Ceglia Angelina e Hein Knoll
Hein nel 1990 si rese conto di quali schifezze davano alle loro piante e decise di passare seduta stante dall'agricoltura chimica all'agricoltura biodinamica.

Hanno un'azienda di circa 15 ettari di cui 9 ettari a kiwi e 4 ettari a vigneto. Uno dei problemi che fu fatto notare loro dal consulente biodinamico è che nel kiwi la densità di impianto era eccessiva poiché il sesto di impianto era di 3 x 3 metri quindi con una densità di piante ad ettaro di 1111.

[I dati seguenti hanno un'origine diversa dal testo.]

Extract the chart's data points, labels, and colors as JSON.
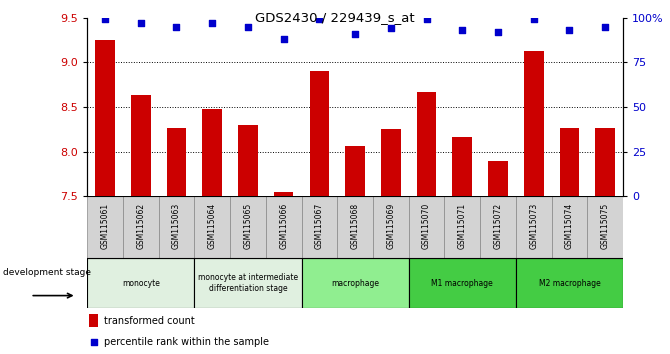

Tale densità a causa della rigogliosa vegetazione impediva alla luce del sole di raggiungere il suolo che essendo perennemente in ombra non poteva crescere nessun tipo di erba, era sempre spoglio.

Devo riconoscere che hanno avuto un grande coraggio quando decisero di dimezzare la densità di impianto passando ad un sesto di 6 x 6 metri, e quindi scendendo ad una densità di 833 piante ad ettaro.

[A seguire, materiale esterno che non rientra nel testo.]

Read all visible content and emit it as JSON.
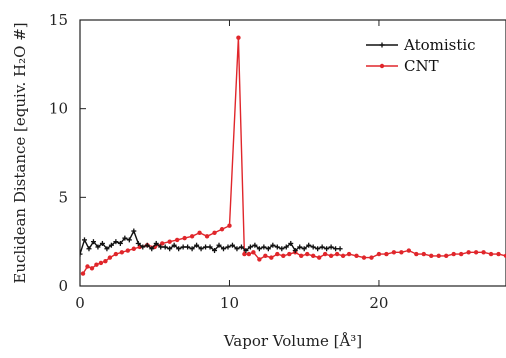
{
  "chart_data": {
    "type": "line",
    "title": "",
    "xlabel": "Vapor Volume [Å³]",
    "ylabel": "Euclidean Distance [equiv. H₂O #]",
    "xlim": [
      0,
      28.5
    ],
    "ylim": [
      0,
      15
    ],
    "xticks": [
      "0",
      "10",
      "20"
    ],
    "xtick_values": [
      0,
      10,
      20
    ],
    "yticks": [
      "0",
      "5",
      "10",
      "15"
    ],
    "ytick_values": [
      0,
      5,
      10,
      15
    ],
    "grid": false,
    "legend_position": "top-right",
    "series": [
      {
        "name": "Atomistic",
        "color": "#111111",
        "marker": "plus",
        "x": [
          0.0,
          0.3,
          0.6,
          0.9,
          1.2,
          1.5,
          1.8,
          2.1,
          2.4,
          2.7,
          3.0,
          3.3,
          3.6,
          3.9,
          4.2,
          4.5,
          4.8,
          5.1,
          5.4,
          5.7,
          6.0,
          6.3,
          6.6,
          6.9,
          7.2,
          7.5,
          7.8,
          8.1,
          8.4,
          8.7,
          9.0,
          9.3,
          9.6,
          9.9,
          10.2,
          10.5,
          10.8,
          11.1,
          11.4,
          11.7,
          12.0,
          12.3,
          12.6,
          12.9,
          13.2,
          13.5,
          13.8,
          14.1,
          14.4,
          14.7,
          15.0,
          15.3,
          15.6,
          15.9,
          16.2,
          16.5,
          16.8,
          17.1,
          17.4
        ],
        "y": [
          1.8,
          2.6,
          2.1,
          2.5,
          2.2,
          2.4,
          2.1,
          2.3,
          2.5,
          2.4,
          2.7,
          2.6,
          3.1,
          2.4,
          2.2,
          2.3,
          2.1,
          2.4,
          2.2,
          2.2,
          2.1,
          2.3,
          2.1,
          2.2,
          2.2,
          2.1,
          2.3,
          2.1,
          2.2,
          2.2,
          2.0,
          2.3,
          2.1,
          2.2,
          2.3,
          2.1,
          2.2,
          2.0,
          2.2,
          2.3,
          2.1,
          2.2,
          2.1,
          2.3,
          2.2,
          2.1,
          2.2,
          2.4,
          2.0,
          2.2,
          2.1,
          2.3,
          2.2,
          2.1,
          2.2,
          2.1,
          2.2,
          2.1,
          2.1
        ]
      },
      {
        "name": "CNT",
        "color": "#e0262b",
        "marker": "dot",
        "x": [
          0.2,
          0.5,
          0.8,
          1.1,
          1.4,
          1.7,
          2.0,
          2.4,
          2.8,
          3.2,
          3.6,
          4.0,
          4.5,
          5.0,
          5.5,
          6.0,
          6.5,
          7.0,
          7.5,
          8.0,
          8.5,
          9.0,
          9.5,
          10.0,
          10.6,
          11.0,
          11.3,
          11.6,
          12.0,
          12.4,
          12.8,
          13.2,
          13.6,
          14.0,
          14.4,
          14.8,
          15.2,
          15.6,
          16.0,
          16.4,
          16.8,
          17.2,
          17.6,
          18.0,
          18.5,
          19.0,
          19.5,
          20.0,
          20.5,
          21.0,
          21.5,
          22.0,
          22.5,
          23.0,
          23.5,
          24.0,
          24.5,
          25.0,
          25.5,
          26.0,
          26.5,
          27.0,
          27.5,
          28.0,
          28.5
        ],
        "y": [
          0.7,
          1.1,
          1.0,
          1.2,
          1.3,
          1.4,
          1.6,
          1.8,
          1.9,
          2.0,
          2.1,
          2.2,
          2.3,
          2.2,
          2.4,
          2.5,
          2.6,
          2.7,
          2.8,
          3.0,
          2.8,
          3.0,
          3.2,
          3.4,
          14.0,
          1.8,
          1.8,
          1.9,
          1.5,
          1.7,
          1.6,
          1.8,
          1.7,
          1.8,
          1.9,
          1.7,
          1.8,
          1.7,
          1.6,
          1.8,
          1.7,
          1.8,
          1.7,
          1.8,
          1.7,
          1.6,
          1.6,
          1.8,
          1.8,
          1.9,
          1.9,
          2.0,
          1.8,
          1.8,
          1.7,
          1.7,
          1.7,
          1.8,
          1.8,
          1.9,
          1.9,
          1.9,
          1.8,
          1.8,
          1.7
        ]
      }
    ]
  }
}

Ciò è stato ottenuto segando una pianta si e una no. Quando vado nelle aziende frutticole e faccio notare questi problemi ovviamente la reazione non è delle più felici.


panoramica dell'azienda



siamo a luglio,la pianta è in piena vegetazione, notate come il sole raggiunge il suolo
Ovviamente uno si aspetterebbe una diminuizione della resa produttiva ad ettaro, e tale ovviamente erano i timori di Angela ed Hein.

Ma questo loro amore per la terra, il profondo rispetto della natura, li ha ripagati ampiamente.

Infatti dato che ora la luce del sole penetra anche d'estate tra le piante, sul terreno cresce una ricca vegetazione erbacea. Le radici delle erbe lavorano e riportano la vita nel suolo che a sua volta, con i suoi miliardi di microrganismi, nutre le piante che non manifestano alcuna carenza.

Le rese produttive non solo non sono calate ma sono leggermente aumentate e soprattutto è aumentata la percentuale dei kiwi che rientrano tra i calibri più grandi e più ricercati dal mercato. Non hanno più perdite durante la conservazione nelle celle frigo dovute alla botrite (che sui kiwi biologici e chimici determina perdite fino al 15%) per non parlare della conservabilità del prodotto e delle qualità organolettiche. 

A livello agronomico si limitano ha rippare il terreno una volta l'anno e a trinciare l'erba quando necessario oltre a distribuire i preparati biodinamici di qualità secondo le esigenze della coltura. Non si usa alcun tipo di concime da ben oltre 8 anni, e il contenuto di sostanza organica è salito dallo 0,5% che avevano quando facevano agricoltura chimica, al 6% attuale, un risultato che solo il metodo biodinamico può dare. 

Oggi tutta la produzione finisce sulle tavole dei consumatori olandesi attraverso la rete distributiva di Hodyn, ma ricordano ancora con amarezza quanto sia stato difficile per loro trovare un distributore che nel giudicare la produzione non si limitasse solo a guardare i pezzi di carta ma anche "come si coltiva e la struttura del terreno".